Je me dirige en titubant vers une autre fenêtre, celle orientée face à la mer. Un frêle esquif est ballotté au milieu d’une mer démontée. Je le vois émerger sur la crête d’une vague puis disparaître dans un creux et réapparaître à nouveau un peu plus loin. Un homme désespéré s’accroche au mât. Il s’agit de mon frère. Nous sommes conscients lui et moi que la lutte est inégale et que tôt ou tard il devra lâcher et succomber. Je le regarde impuissante lutter pour sa vie tandis qu’il me jette un regard halluciné.
………………………………….
Je m’éloigne de ces fenêtres malsaines qui m’oppressent. L’âtre de la cheminée attire mon attention. Au milieu des flammes crépitantes, Idaûle se lève de la table du banquet, les yeux exorbités et injectés de sang, le visage bouffi par l’alcool. Je hume son haleine avinée. Je comprends qu’il n’est pas seulement ivre mais qu’il est habité. Je discerne cette seconde peau, cette enveloppe qui le traîne vers la Reine.
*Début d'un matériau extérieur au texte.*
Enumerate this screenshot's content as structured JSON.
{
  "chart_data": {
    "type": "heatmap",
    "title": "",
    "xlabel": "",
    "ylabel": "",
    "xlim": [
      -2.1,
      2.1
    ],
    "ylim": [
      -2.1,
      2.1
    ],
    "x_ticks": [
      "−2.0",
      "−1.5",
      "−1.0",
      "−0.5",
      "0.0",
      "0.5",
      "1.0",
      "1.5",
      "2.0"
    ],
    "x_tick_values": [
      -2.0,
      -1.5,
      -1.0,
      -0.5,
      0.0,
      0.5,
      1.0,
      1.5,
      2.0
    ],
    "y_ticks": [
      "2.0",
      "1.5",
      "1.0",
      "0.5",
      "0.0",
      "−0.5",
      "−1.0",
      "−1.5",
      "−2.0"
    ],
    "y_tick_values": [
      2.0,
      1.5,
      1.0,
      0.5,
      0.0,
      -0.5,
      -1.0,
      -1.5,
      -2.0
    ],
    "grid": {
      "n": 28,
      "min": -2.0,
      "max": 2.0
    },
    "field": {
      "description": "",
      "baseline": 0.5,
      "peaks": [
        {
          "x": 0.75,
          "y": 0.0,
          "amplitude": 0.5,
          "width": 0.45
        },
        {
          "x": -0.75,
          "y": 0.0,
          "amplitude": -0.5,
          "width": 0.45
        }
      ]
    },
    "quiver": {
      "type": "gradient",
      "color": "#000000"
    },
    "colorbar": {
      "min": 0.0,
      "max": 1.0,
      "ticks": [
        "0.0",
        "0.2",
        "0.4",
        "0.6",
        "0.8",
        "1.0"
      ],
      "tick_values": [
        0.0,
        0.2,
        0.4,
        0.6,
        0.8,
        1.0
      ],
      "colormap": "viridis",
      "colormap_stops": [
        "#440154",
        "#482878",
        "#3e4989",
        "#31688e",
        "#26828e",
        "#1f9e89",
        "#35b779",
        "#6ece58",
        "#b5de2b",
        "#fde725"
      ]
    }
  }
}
Ses mouvements paraissent à tous vifs et naturels, pourtant, je surprends sa démarche mécanique, tel un pantin désarticulé mû par une force invisible, qui le trahit. Il résiste, tente de se révolter, mais l’enveloppe le domine et dicte ses pas. J’estime que les déplacements de la Reine sont hachés, peu naturels, presque identiques à ceux d’Idaûle.
………………………………….
Le châle s’anime. Idaûle, la Reine, le Châle et l’Enveloppe se percutent et se livrent à un pugilat obscène dont je ne comprends ni les tenants ni les aboutissements. Je suis aveuglée et je préfère me voiler le visage de peur de sombrer dans la folie. Puis j’entends les cris autour de moi, les gens courent et j’entrevois l’entrée du Maître.
………………………………….
Je me détourne de ces spectacles de cauchemar. Je suis las de contempler ces souffrances et la déréliction de notre Pentacle en simple spectatrice. Je suis incapable de situer ces différentes scènes dans le temps et l’espace. Peut-être que Lehjdas se trouve toujours là. Je décide de le rejoindre. Ces visions m’ont rattrapée. J’ai oublié qu’en bas, si quelqu’un s’y trouve, je buterai sur son cadavre.
………………………………….
Il n’y a toujours personne dans cette salle à l’ameublement usé par le temps. Je me dirige vacillante vers la double porte que j’ouvre péniblement. Je me sens partagée, comme deux en moi : l’une regardant le hall, que je vois ; l’autre, de l’autre côté, vigilante mais… je ne sais plus laquelle des deux est la véritable, pas plus qu’elle ne sait si le temps s’est arrêté, s’est prolongé ou a reculé ou si la nuit, la nuit, vient juste de commencer, si elle va s’achever ou si elle dure depuis longtemps. Celle qui se tient devant moi a le teint blafard, les traits moribonds et la chevelure blanchie. Je n’ose regarder mes mains.
………………………………….
J’évoquai des forces… je comprends enfin que cette extra-lucidité me pousse vers ma propre damnation.